Carell’s performance left me cold as a result of the cartoonish villainy he hits (he’s a very good actor, and I love the idea of him playing a cruel character, but the script doesn’t do him enough favors or give enough explanation as to why he, say, cuts down his stepson-to-be but his own daughter is not only free from the insults, but has grown up with an uber-confidence that doesn’t fit someone who had been belittled her own life).   Collette’s, and by extension James’s, performance is too wimpy, too uninvolved, to relate to the quirkiness and brokenness that Faxon and Rash are trying to get across in the characters.

No, the only actor that matches Janney moment-for-moment onscreen (making it a sheer pity they never share a scene) is Sam Rockwell.  Unlike Janney, I’m not a persistent fan of Rockwell’s, though I have found myself more and more inclined to him over the years (particularly in comedy, which he has a knack for).  Yes, his Owen is the same hapless loser with a heart of gold you typically encounter in such films, but he plays Owen so brilliantly, so full of confidence and charisma, you actually believe that everyone in the film would in fact fall for him and want to gravitate toward him.  It’s probably due to even when he’s having his “broken” moments, he never becomes someone else-adults don’t change as easily or as quickly as they do in the movies, and it’s nice to see that while Rockwell gets up early and helps out, he doesn’t totally abandon himself along with his far more adaptive younger friend.

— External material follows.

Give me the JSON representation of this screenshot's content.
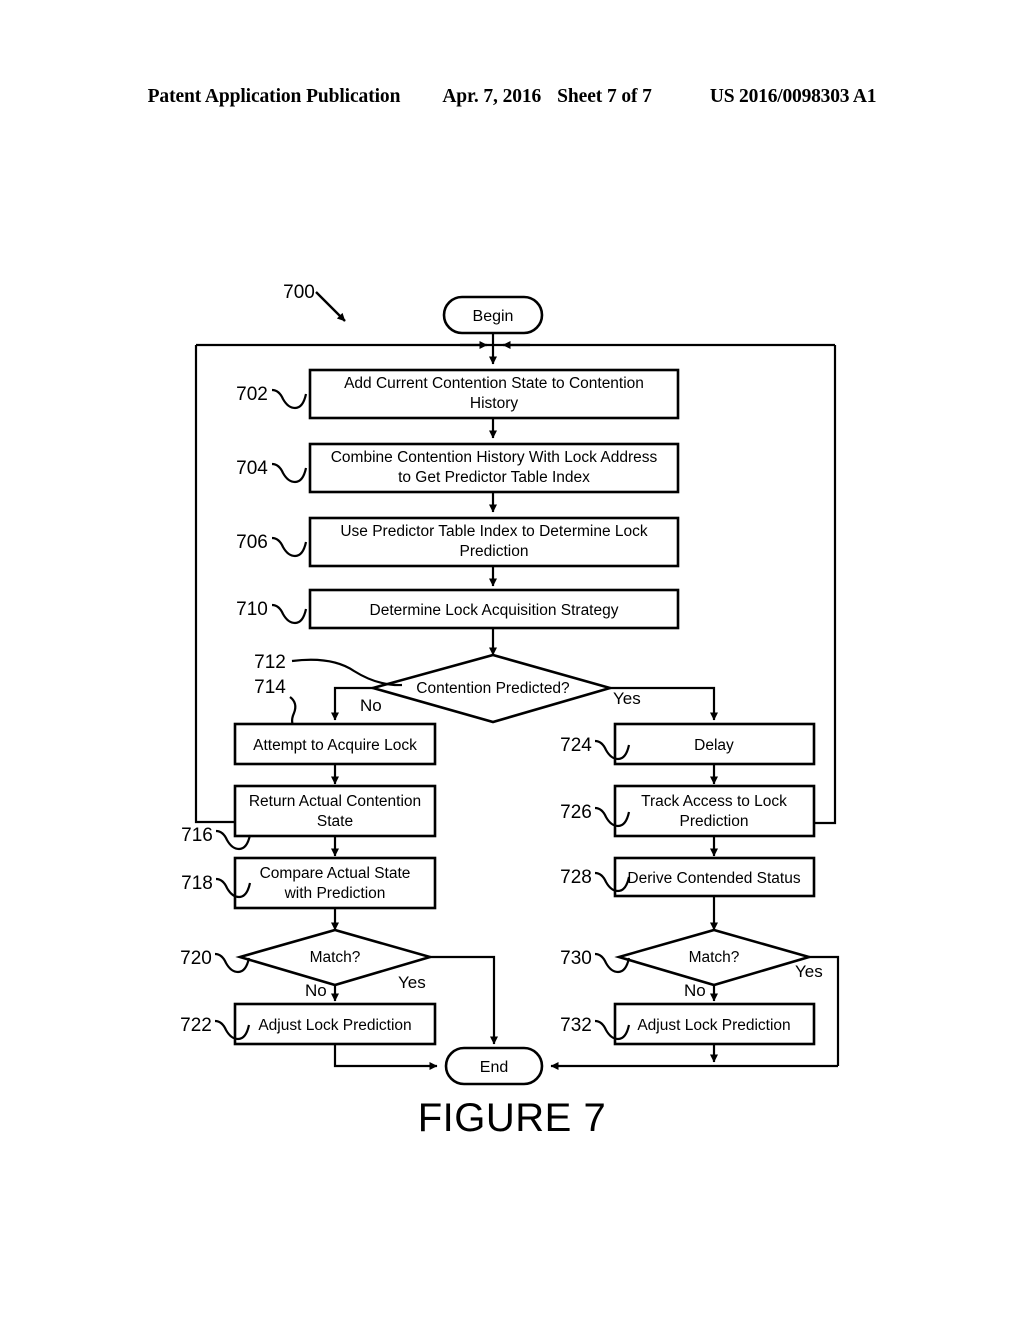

So, yes, I found the film enjoyable enough to be a three-star affair, and thanks to Janney’s and Rockwell’s performances, it’s worth the investment, but I do wish that the mainstream independent comedy (an oxymoron, but you know exactly what I’m talking about) would step outside of its comfort zone.  Have the generational gap be not so large, perhaps?  Or have one of the protagonists be female or a person of color or gay?  Just something to throw this dynamic off so that we can better appreciate such a limitless format without such a narrow lens.